Date: November 9, 2005

/s/ Alan G. Levin
Alan G. Levin Senior Vice President and Chief Financial Officer

Exhibit 32.1

Certification by the Chief Executive Officer Pursuant to 18 U. S. C. Section 1350, as Adopted Pursuant to Section 906 of the Sarbanes-Oxley Act of 2002

Pursuant to 18 U. S. C. Section 1350, I, Henry A. McKinnell, hereby certify that, to the best of my knowledge, the Quarterly Report of Pfizer Inc. on Form 10-Q for the quarter ended October 2, 2005 (the "Report") fully complies with the requirements of Section 13(a) or Section 15(d) of the Securities Exchange Act of 1934, and that the information contained in that Report fairly presents, in all material respects, the financial condition and results of operations of Pfizer Inc.

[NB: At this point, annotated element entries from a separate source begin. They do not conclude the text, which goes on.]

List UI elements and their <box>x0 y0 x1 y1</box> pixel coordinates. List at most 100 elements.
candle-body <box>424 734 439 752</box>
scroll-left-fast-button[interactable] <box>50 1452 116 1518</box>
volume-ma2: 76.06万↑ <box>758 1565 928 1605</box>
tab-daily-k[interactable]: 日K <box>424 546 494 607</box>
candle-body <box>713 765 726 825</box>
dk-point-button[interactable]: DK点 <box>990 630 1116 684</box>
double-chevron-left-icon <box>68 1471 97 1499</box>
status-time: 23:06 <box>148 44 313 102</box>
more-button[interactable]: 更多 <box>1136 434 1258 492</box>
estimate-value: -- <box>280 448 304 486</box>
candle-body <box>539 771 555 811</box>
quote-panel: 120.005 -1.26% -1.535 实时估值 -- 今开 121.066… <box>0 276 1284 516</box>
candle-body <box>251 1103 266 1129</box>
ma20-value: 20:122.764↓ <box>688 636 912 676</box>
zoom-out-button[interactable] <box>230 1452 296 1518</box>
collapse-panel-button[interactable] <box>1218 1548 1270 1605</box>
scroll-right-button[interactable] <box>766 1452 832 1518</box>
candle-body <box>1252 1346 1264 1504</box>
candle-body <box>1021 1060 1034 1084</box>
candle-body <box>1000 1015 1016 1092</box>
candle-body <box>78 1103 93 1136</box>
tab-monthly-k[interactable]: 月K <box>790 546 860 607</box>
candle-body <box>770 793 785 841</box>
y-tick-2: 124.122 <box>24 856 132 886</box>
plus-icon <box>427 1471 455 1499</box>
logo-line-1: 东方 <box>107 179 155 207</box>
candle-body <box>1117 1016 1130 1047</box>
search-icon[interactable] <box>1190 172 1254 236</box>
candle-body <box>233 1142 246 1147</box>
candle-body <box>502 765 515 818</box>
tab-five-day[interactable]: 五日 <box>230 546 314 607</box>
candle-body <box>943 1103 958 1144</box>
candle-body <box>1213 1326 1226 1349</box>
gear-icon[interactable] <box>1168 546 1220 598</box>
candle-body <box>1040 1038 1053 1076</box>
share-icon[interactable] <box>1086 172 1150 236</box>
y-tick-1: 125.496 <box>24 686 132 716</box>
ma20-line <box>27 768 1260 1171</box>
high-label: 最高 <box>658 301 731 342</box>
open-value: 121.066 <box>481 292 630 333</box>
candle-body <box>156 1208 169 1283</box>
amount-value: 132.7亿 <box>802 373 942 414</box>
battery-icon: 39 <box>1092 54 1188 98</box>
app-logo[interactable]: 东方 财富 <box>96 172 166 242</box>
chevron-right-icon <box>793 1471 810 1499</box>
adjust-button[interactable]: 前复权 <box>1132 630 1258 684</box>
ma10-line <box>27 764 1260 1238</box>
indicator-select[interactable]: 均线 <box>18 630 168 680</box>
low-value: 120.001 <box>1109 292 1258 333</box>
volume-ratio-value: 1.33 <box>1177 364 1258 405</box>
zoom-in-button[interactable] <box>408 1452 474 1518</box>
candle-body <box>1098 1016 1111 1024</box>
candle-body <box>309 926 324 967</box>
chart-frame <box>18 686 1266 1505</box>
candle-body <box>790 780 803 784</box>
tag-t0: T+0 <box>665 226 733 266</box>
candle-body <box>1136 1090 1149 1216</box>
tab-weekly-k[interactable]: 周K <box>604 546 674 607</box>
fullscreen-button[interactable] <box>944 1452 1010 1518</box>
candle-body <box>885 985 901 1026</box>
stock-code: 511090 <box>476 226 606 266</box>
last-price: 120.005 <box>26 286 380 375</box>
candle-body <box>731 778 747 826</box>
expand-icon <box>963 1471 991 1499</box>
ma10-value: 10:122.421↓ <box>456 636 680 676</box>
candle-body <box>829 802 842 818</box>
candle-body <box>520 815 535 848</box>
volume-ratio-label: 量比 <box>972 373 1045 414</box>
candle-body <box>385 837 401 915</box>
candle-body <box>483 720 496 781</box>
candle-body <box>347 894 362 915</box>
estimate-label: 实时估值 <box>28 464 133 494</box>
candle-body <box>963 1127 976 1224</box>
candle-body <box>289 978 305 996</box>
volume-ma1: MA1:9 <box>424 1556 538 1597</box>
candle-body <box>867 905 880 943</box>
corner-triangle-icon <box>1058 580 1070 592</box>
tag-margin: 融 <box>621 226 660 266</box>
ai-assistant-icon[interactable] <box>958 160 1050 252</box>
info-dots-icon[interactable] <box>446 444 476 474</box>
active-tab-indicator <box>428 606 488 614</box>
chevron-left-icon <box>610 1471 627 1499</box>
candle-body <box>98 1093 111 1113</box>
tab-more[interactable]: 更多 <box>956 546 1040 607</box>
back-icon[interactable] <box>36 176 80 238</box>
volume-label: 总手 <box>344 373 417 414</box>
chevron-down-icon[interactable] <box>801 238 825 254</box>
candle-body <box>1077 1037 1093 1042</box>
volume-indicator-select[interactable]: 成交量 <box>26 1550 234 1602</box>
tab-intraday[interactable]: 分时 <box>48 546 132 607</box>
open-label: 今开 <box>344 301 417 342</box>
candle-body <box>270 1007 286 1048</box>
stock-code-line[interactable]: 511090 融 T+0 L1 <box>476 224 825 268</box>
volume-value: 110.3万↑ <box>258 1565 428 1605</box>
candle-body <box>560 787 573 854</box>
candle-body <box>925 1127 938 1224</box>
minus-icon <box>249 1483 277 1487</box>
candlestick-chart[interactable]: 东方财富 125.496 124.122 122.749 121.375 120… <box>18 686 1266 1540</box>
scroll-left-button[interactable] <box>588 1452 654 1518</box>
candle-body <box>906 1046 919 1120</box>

/s/ Henry A. McKinnell Henry A. McKinnell Chairman of the Board and Chief Executive Officer November 9, 2005

This certification accompanies this Report on Form 10-Q pursuant to Section 906 of the Sarbanes-Oxley Act of 2002 and shall not, except to the extent required by such Act, be deemed filed by the Company for purposes of Section 18 of the Securities Exchange Act of 1934, as amended (the "Exchange Act"). Such certification will not be deemed to be incorporated by reference into any filing under the Securities Act of 1933, as amended, or the Exchange Act, except to the extent that the Company specifically incorporates it by reference.

Exhibit 32.2

Certification by the Chief Financial Officer Pursuant to 18 U. S. C. Section 1350, as Adopted Pursuant to Section 906 of the Sarbanes-Oxley Act of 2002

Pursuant to 18 U. S. C. Section 1350, I, Alan G. Levin, hereby certify that, to the best of my knowledge, the Quarterly Report of Pfizer Inc. on Form 10-Q for the quarter ended October 2, 2005 (the "Report") fully complies with the requirements of Section 13(a) or Section 15(d) of the Securities Exchange Act of 1934, and that the information contained in that Report fairly presents, in all material respects, the financial condition and results of operations of Pfizer Inc.

/s/ Alan G. Levin Alan G. Levin Senior Vice President and Chief Financial Officer November 9, 2005

This certification accompanies this Report on Form 10-Q pursuant to Section 906 of the Sarbanes-Oxley Act of 2002 and shall not, except to the extent required by such Act, be deemed filed by the Company for purposes of Section 18 of the Securities Exchange Act of 1934, as amended (the "Exchange Act"). Such certification will not be deemed to be incorporated by reference into any filing under the Securities Act of 1933, as amended, or the Exchange Act, except to the extent that the Company specifically incorporates it by reference.